L’inerzia istituzionale è altrettanto responsabile del disastro. Nonostante le numerose segnalazioni e le evidenze scientifiche sulla gravità della situazione, le risposte dello Stato sono state lente e inefficaci. Solo nel 2012, con il decreto dell’allora Ministro dell’Interno, è stata attribuita a un Viceprefetto la responsabilità di coordinare le operazioni di contrasto agli incendi di rifiuti. Tuttavia, le misure adottate fino ad oggi non hanno arginato il problema, che continua a ripresentarsi ciclicamente.
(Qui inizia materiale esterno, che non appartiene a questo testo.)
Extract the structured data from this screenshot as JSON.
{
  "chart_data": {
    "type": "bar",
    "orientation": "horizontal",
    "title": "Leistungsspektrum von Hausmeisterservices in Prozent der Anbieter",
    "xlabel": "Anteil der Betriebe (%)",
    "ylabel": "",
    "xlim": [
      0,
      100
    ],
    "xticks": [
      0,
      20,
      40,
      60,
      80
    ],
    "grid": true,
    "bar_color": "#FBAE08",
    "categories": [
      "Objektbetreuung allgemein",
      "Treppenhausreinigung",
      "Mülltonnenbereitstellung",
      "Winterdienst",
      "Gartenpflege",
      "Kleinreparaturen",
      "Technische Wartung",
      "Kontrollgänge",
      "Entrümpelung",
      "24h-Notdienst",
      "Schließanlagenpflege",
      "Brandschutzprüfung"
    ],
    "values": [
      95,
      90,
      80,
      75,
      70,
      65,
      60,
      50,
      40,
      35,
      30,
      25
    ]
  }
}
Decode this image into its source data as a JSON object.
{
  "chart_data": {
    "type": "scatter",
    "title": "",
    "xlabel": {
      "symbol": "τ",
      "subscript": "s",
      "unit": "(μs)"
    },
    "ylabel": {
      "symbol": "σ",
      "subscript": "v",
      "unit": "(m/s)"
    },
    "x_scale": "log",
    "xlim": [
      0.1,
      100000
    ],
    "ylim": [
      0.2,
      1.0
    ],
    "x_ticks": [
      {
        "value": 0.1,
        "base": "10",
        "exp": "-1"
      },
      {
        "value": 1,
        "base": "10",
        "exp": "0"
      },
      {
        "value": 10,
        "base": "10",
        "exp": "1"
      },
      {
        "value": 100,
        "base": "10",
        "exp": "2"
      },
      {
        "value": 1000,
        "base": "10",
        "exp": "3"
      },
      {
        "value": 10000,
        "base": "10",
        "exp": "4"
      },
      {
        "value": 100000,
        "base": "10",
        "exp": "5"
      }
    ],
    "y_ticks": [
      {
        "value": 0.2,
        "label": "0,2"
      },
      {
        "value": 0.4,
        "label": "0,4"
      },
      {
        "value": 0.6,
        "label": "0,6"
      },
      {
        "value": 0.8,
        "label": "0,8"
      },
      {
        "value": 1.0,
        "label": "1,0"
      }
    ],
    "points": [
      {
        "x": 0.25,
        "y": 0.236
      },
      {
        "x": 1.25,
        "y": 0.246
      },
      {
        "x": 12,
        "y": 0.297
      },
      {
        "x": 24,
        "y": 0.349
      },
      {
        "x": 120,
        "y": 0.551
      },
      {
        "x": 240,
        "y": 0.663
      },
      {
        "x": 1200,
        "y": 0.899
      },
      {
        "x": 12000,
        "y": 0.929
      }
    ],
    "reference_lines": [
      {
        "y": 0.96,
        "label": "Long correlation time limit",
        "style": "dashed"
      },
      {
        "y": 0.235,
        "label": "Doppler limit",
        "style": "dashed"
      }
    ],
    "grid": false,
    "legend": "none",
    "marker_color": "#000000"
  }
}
La sentenza della Corte Europea dei Diritti Umani sulla Terra dei Fuochi ha avuto il merito di porre al centro dell’attenzione internazionale un dramma che da anni affligge la popolazione campana. Come dichiarato da Stefano Ciafani e Mariateresa Imparato, rispettivamente presidente nazionale e regionale di Legambiente, “una sentenza che richiama alla responsabilità un’intera classe politica bipartisan che per anni ha sottovalutato, nascosto quello che accadeva in quel territorio”. La Terra dei Fuochi, con la sua natura “martoriata”, è stata ignorata da una classe politica che non è riuscita a prendere decisioni efficaci. Legambiente ha sottolineato che, dal 2003, nonostante siano passati ben 12 governi nazionali e 5 a livello regionale, non è stato trovato un “vaccino” contro quello che definiscono il virus “Terra dei Fuochi”. L’associazione chiede ora che la sentenza venga attuata con urgenza, affinché venga creata una strategia globale, si attivi un monitoraggio indipendente e venga istituita una piattaforma di informazione pubblica. Solo attraverso una “ecogiustizia” concreta, che acceleri i processi di bonifica e la chiusura del ciclo dei rifiuti, si potrà restituire dignità e speranza ai cittadini onesti che vivono in quelle terre.

Anche il Wwf Italia ha fatto sentire la sua voce, sottolineando come “il diritto a vivere in un ambiente sano e a non ammalarsi deve diventare la priorità delle istituzioni”, che, per troppo tempo, hanno sottovalutato quella che viene definita una “bomba ambientale” causata da illegalità e criminalità organizzata. “Non ci sono più scuse per non agire” è il monito dell’associazione, che ha chiesto alle istituzioni di rispettare quanto disposto dalla Corte e di dare il via a un piano straordinario di bonifica e contrasto ai crimini ambientali. Solo così si potrà sperare di restituire alla popolazione una terra più sicura, libera dai veleni e dai roghi che, da anni, mettono a rischio la salute e l’ambiente. In questo contesto, la comunità campana e le sue istituzioni sono chiamate ad affrontare una sfida storica, che, se vinta, segnerà una svolta importante nella lotta contro l’ecomafia e l’inquinamento.